After using my mother of a minister-to-be superpower, a wonderfully informative docent showed Robin all the goodies the church had yet to deliver to us, including an exceedingly interesting history of the church's constant rebuilding after a succession of things like an ancient ammo magazine exploding and causing a massive fire and severe damage from things like World Wars. Parts of the walls date all the way back to its Saxon foundation while the 'newer' parts of the building were built with as much as the original structure left intact as possible. One thing the docent failed to tell us and that I found out in researching this blog entry was that John Quincy Adams, yes the US President Adams, was the only US President to marry on foreign soil and it was right there at All Hallows Church in 1797. It's all in the Marriage Register right on display in the Museum attached to the church.

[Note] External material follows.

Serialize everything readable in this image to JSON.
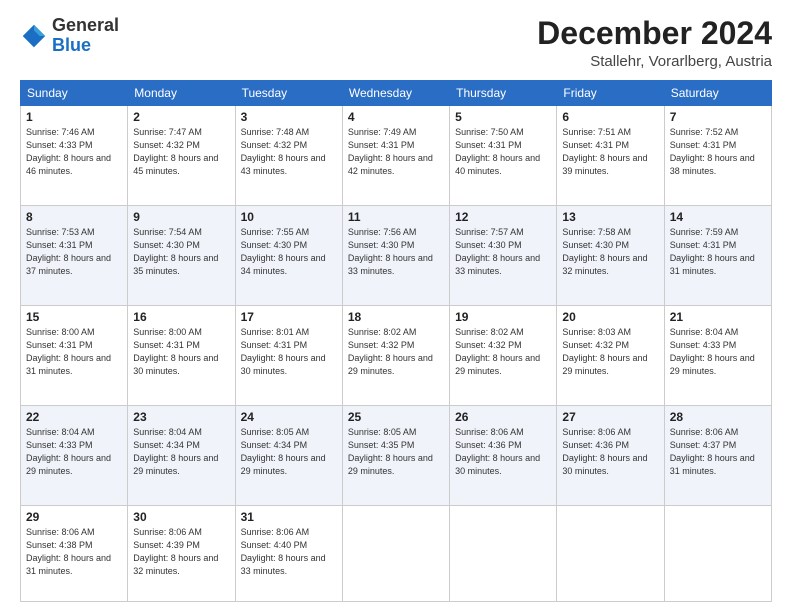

By the time we got out of the church, Robin and I both had just enough energy to figure out how to get back in our neighborhood on the tube, get some delicious dinner at one of the numerous Lebanese restaurants on Edgware Road near the Marble Arch and walk back to our hotel.
It is clear to me that we do not have enough time to sample even 10% of what London has to offer. I really do need to remember to take more time in these short-stay cities, cities I pick because of cheap airplane tickets at the time I want to go somewhere like Morocco that you can't get to direct from the US. I'm such a sucker for lure of staying several nights in some city I've never been on my way to somewhere else and then wishing I had maybe stayed a little bit longer.
Well, London, tomorrow we leave you for even more exotic adventures but I think I'll break a tradition and come back to see you again. Like on my way back home actually. Robin promised we could go to the Tate Modern then.